On March 31, 1974, a young band called Television played their first gig at recently-opened Bowery dive CBGB. Not long before, they had helped Hilly Kristal put the CBGB stage together; now, they were performing in the club that they would help to immortalize. Television, comprised of Tom Verlaine, Richard Lloyd, Richard Hell (replaced by Fred Smith in 1975), and Billy Ficca, soon became the de facto house band at CBGB, appearing regularly and becoming a staple of the growing scene that would come to include the Ramones, Blondie, Talking Heads, Dead Boys, and Patti Smith, to name a few.

With their popularity growing, the logical next step would have been to record an album, but Television bided their time. They chose to hone their sound, to develop and grow as a band, so by the time they were signed to Elektra Records in 1976, they were more than ready to begin work on what would become the seminal Marquee Moon. Released in early 1977, the album is regarded as one of the greatest of the punk era, containing songs that continue to be referenced today in covers and samples.

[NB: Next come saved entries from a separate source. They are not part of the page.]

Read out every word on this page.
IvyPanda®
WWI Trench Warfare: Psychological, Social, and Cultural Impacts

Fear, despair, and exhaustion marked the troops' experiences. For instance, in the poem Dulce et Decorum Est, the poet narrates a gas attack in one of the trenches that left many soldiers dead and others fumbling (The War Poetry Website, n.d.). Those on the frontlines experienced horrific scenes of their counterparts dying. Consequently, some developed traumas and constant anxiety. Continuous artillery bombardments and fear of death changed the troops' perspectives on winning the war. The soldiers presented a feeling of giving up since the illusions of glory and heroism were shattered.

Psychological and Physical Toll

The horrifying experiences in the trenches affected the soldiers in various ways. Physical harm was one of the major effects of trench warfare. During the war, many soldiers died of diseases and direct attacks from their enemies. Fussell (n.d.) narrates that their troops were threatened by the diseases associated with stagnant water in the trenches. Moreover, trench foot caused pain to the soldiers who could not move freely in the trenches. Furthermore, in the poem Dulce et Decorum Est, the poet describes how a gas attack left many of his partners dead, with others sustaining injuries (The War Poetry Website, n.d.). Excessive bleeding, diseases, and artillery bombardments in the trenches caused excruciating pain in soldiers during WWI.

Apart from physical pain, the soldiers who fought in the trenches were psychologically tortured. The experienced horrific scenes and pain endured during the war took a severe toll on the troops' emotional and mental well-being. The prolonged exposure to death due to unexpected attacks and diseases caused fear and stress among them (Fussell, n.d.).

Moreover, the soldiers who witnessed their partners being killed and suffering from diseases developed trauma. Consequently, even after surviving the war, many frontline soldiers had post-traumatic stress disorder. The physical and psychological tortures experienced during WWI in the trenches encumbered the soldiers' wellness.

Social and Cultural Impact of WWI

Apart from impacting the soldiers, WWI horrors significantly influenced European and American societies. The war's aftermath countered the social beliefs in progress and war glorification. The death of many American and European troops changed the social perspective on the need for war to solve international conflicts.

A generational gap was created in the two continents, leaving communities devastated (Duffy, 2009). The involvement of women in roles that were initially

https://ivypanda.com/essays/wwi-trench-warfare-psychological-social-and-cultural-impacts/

We chose this album as the first to be covered from our show’s namesake year because of its grit, its timeliness and timelessness, and its particular way of getting under your skin and making you feel more electrically charged than you were when you began the album. In this episode, we explore how Television’s and CBGB’s beginnings are inextricably linked, dive into Marquee Moon’s darkness and dreaminess, and outline the continuation of the band’s sound, proving that their legacy still thrives today.